Hence – for two years Sanofi had no patent rights, but did the "patent pending" status of its application served as a deterrent against generic manufacturers of Clopidogrel. The Court finds that this delayed the entry of generic competition into the market by at least 15 months.
Unipharm sued Sanofi for abuse of monopoly under the Israeli Restrictive Trade Practices Law, 1988 ("RTPL") as well as unjust enrichment under the Israeli Unjust Enrichment Law, 1979, for filing a nearly baseless patent application and for the error in the patent request.
The Court's Decision
The Court comes to the conclusion that there is not enough evidence that the patent application was baseless or without merit. The Court therefore chooses not to rule on the legal issue of whether filing a patent application without merits or with low chances of success is an abuse of monopoly.
The Court's decision therefore centers on the question whether misleading the Commissioner of Patents constitutes monopoly abuse or unjust enrichment. The Court answers this question in the affirmative.
The Court decides that misleading the Commissioner of Patents, intentionally or as a result of gross negligence, may constitute, and in the case before the Court does constitute, an abuse of dominant position.

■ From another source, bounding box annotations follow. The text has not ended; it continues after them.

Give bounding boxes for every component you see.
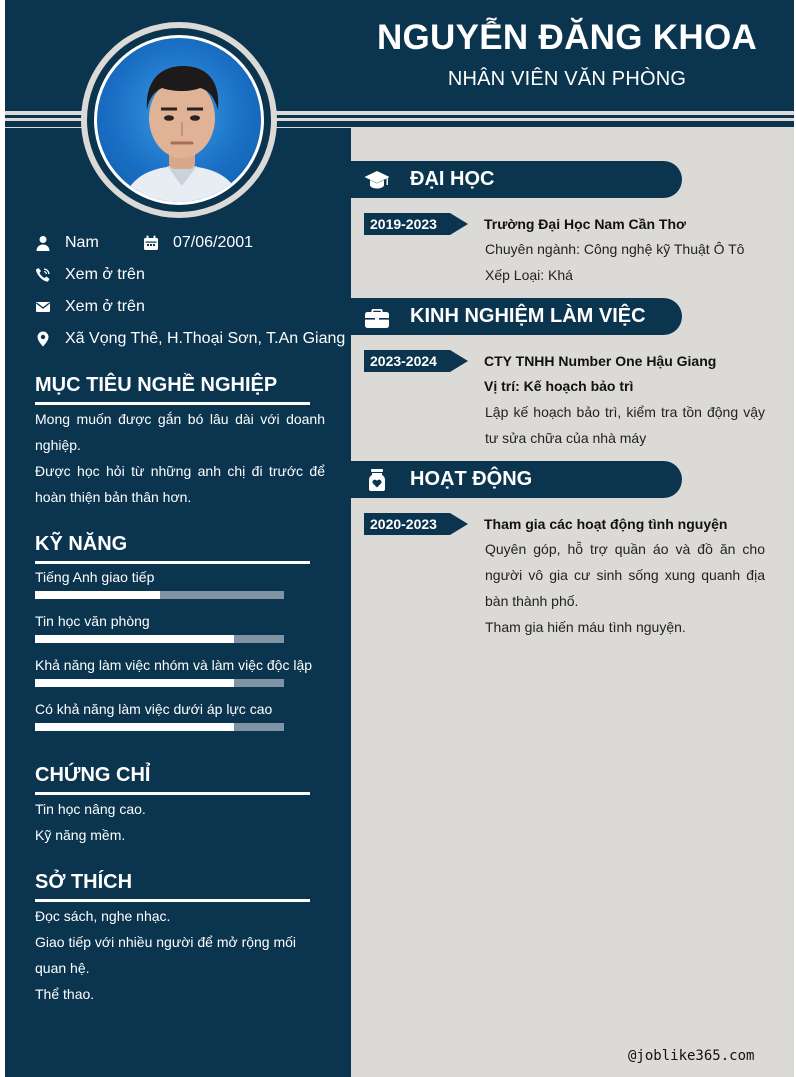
skill-bar: [35, 591, 284, 599]
email-row: [35, 295, 145, 319]
skill-bar: [35, 635, 284, 643]
hobbies-rule: [35, 899, 310, 902]
education-school: Trường Đại Học Nam Cần Thơ: [484, 216, 686, 232]
hobbies-title: SỞ THÍCH: [35, 871, 133, 893]
activities-title: HOẠT ĐỘNG: [410, 468, 533, 490]
activities-heading: Tham gia các hoạt động tình nguyện: [484, 516, 728, 532]
candidate-name: NGUYỄN ĐĂNG KHOA: [376, 18, 758, 57]
activities-period-tag: [364, 513, 468, 535]
skill-bar-fill: [35, 635, 234, 643]
education-header: [351, 161, 682, 198]
activity-item: Tham gia hiến máu tình nguyện.: [485, 619, 686, 635]
portrait-photo: [97, 38, 264, 205]
objective-text: [35, 406, 325, 510]
phone-row: [35, 263, 145, 287]
birthday-value: 07/06/2001: [173, 234, 254, 251]
objective-title: MỤC TIÊU NGHỀ NGHIỆP: [35, 374, 278, 396]
avatar: [94, 35, 264, 205]
activities-period: 2020-2023: [370, 516, 437, 532]
activities-text: [485, 536, 765, 640]
calendar-icon: [143, 235, 159, 251]
activity-item: Quyên góp, hỗ trợ quần áo và đồ ăn cho người vô gia cư sinh sống xung quanh địa bàn thành phố.: [485, 541, 765, 609]
experience-period: 2023-2024: [370, 353, 437, 369]
graduation-cap-icon: [364, 167, 390, 193]
email-value: Xem ở trên: [65, 298, 145, 315]
gender-value: Nam: [65, 234, 99, 251]
briefcase-icon: [364, 304, 390, 330]
skill-bar-fill: [35, 679, 234, 687]
experience-period-tag: [364, 350, 468, 372]
charity-jar-icon: [364, 467, 390, 493]
experience-position: Vị trí: Kế hoạch bảo trì: [484, 378, 634, 394]
hobby-item: Đọc sách, nghe nhạc.: [35, 908, 171, 924]
objective-line: Mong muốn được gắn bó lâu dài với doanh nghiệp.: [35, 411, 325, 453]
address-row: [35, 327, 345, 351]
objective-rule: [35, 402, 310, 405]
cv-page: [5, 0, 794, 1077]
phone-icon: [35, 267, 51, 283]
education-details: [485, 236, 765, 288]
certificate-item: Kỹ năng mềm.: [35, 827, 126, 843]
education-major: Chuyên ngành: Công nghệ kỹ Thuật Ô Tô: [485, 241, 745, 257]
certificates-rule: [35, 792, 310, 795]
footer-watermark: @joblike365.com: [628, 1048, 755, 1064]
skills-title: KỸ NĂNG: [35, 533, 128, 555]
hobby-item: Thể thao.: [35, 986, 95, 1002]
skill-bar: [35, 679, 284, 687]
education-title: ĐẠI HỌC: [410, 168, 495, 190]
education-grade: Xếp Loại: Khá: [485, 267, 573, 283]
skills-rule: [35, 561, 310, 564]
avatar-frame: [81, 22, 277, 218]
map-pin-icon: [35, 331, 51, 347]
envelope-icon: [35, 299, 51, 315]
sidebar: [5, 128, 351, 1077]
user-icon: [35, 235, 51, 251]
education-period: 2019-2023: [370, 216, 437, 232]
certificates-text: [35, 796, 325, 848]
address-value: Xã Vọng Thê, H.Thoại Sơn, T.An Giang: [65, 330, 346, 347]
education-period-tag: [364, 213, 468, 235]
skill-bar: [35, 723, 284, 731]
gender-row: [35, 231, 99, 255]
skill-label: Tin học văn phòng: [35, 613, 150, 629]
birthday-row: [143, 231, 253, 255]
skill-bar-fill: [35, 591, 160, 599]
activities-header: [351, 461, 682, 498]
experience-description: Lập kế hoạch bảo trì, kiểm tra tồn động vậy tư sửa chữa của nhà máy: [485, 404, 765, 446]
objective-line: Được học hỏi từ những anh chị đi trước để hoàn thiện bản thân hơn.: [35, 463, 325, 505]
experience-company: CTY TNHH Number One Hậu Giang: [484, 353, 717, 369]
experience-header: [351, 298, 682, 335]
certificate-item: Tin học nâng cao.: [35, 801, 146, 817]
phone-value: Xem ở trên: [65, 266, 145, 283]
hobbies-text: [35, 903, 325, 1007]
skill-label: Có khả năng làm việc dưới áp lực cao: [35, 701, 273, 717]
certificates-title: CHỨNG CHỈ: [35, 764, 151, 786]
experience-title: KINH NGHIỆM LÀM VIỆC: [410, 305, 646, 327]
skill-bar-fill: [35, 723, 234, 731]
hobby-item: Giao tiếp với nhiều người để mở rộng mối quan hệ.: [35, 934, 297, 976]
skill-label: Tiếng Anh giao tiếp: [35, 569, 155, 585]
skill-label: Khả năng làm việc nhóm và làm việc độc lập: [35, 657, 313, 673]
job-title: NHÂN VIÊN VĂN PHÒNG: [447, 68, 687, 90]
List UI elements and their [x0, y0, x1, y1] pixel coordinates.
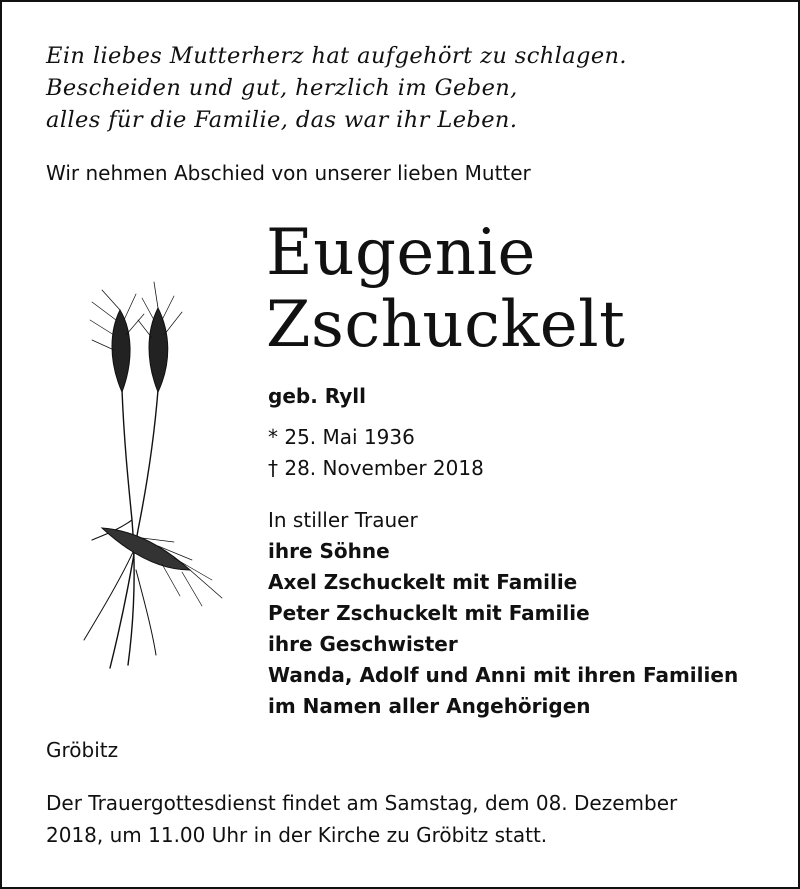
poem — [46, 40, 627, 136]
birth-name: geb. Ryll — [268, 384, 367, 408]
service-info — [46, 787, 677, 851]
mourners-line: Peter Zschuckelt mit Familie — [268, 601, 590, 625]
place: Gröbitz — [46, 738, 119, 762]
mourners-block — [268, 505, 738, 722]
deceased-last-name: Zschuckelt — [266, 288, 626, 362]
mourners-line: Wanda, Adolf und Anni mit ihren Familien — [268, 663, 739, 687]
poem-line: Ein liebes Mutterherz hat aufgehört zu schlagen. — [46, 43, 627, 69]
wheat-icon — [62, 280, 232, 670]
service-line: Der Trauergottesdienst findet am Samstag, dem 08. Dezember — [46, 791, 678, 815]
deceased-name — [266, 217, 625, 361]
poem-line: Bescheiden und gut, herzlich im Geben, — [46, 75, 518, 101]
service-line: 2018, um 11.00 Uhr in der Kirche zu Gröbitz statt. — [46, 823, 548, 847]
birth-date: * 25. Mai 1936 — [268, 425, 415, 449]
mourners-line: im Namen aller Angehörigen — [268, 694, 591, 718]
mourners-line: Axel Zschuckelt mit Familie — [268, 570, 578, 594]
mourners-line: ihre Geschwister — [268, 632, 458, 656]
mourners-intro: In stiller Trauer — [268, 508, 418, 532]
death-date: † 28. November 2018 — [268, 456, 484, 480]
intro-text: Wir nehmen Abschied von unserer lieben Mutter — [46, 161, 531, 185]
deceased-first-name: Eugenie — [266, 216, 536, 290]
poem-line: alles für die Familie, das war ihr Leben. — [46, 107, 518, 133]
mourners-line: ihre Söhne — [268, 539, 390, 563]
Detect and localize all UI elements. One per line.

On the matter of damages, the Court decides that the plaintiff is entitled to claim all or part of Sanofi's monopoly profits under the Unjust Enrichment Law. The Court reasoned that if the generic manufacturers could only claim their own damages, this would not create a strong enough incentive for them to sue. This would also not diminish the patent owner's incentives to use illegitimate practices to extend its patent.
The Court decides that, contrary to Sanofi's arguments, the plaintiff's claim is not excluded by patent law. Patent law prevents a patent owner from suing a generic manufacturer under any other law except patent law. For example, while the patent is pending, a patent owner may not sue a generic manufacturer for unjust enrichment. The Court states that there is no mirror-image rule for a generic manufacturer. A generic manufacturer is therefore allowed to sue the patent owner under other laws, such as the Unjust Enrichment Law.
Unipharm explicitly claimed that it wishes to create a new "balance of terror" between patented drug manufacturers and generic drug manufacturers. The Court referred to a generic manufacturer's incentive to perform "at-risk" launches of new products, when there is an honest dispute over the existence of patent rights. The Court explained that from a social point of view such incentives are partial at best. The incentives for an "at-risk" launch are not a sufficient response to the patent manufacturers' incentives to extend their patents by artificial means ("evergreening").
The Court shows, by numerical example, that in such at-risk launch cases, even a small change in the probability of loss is enough to deter a generic manufacturer from making the at-risk launch. According to the Court, this, in turn, makes it all too profitable for ethical manufacturers to file baseless requests for patent extension. It seems that the Court wants to strike a new balance by putting a "price tag" on such behavior.
The Court itself, by stating that "winter is coming", seems to anticipate other claims, based on similar arguments. Monopolies which try to follow an "evergreening" strategy with their patents may find themselves in breach of the RTPL and at risk of sharing their monopoly profits with their competitors. The decision certainly adds an additional factor for generic manufacturers to consider when making an at-risk launch, and for patent owners to consider when filing an application to extend patent protection in scope or term.
The decision is, undoubtedly, interesting and innovative. It is likely to be revisited, by the Supreme Court or otherwise. Only time will tell if the decision is a passing summer shower, or, as the Court suggests, the first rain foretelling the coming of winter.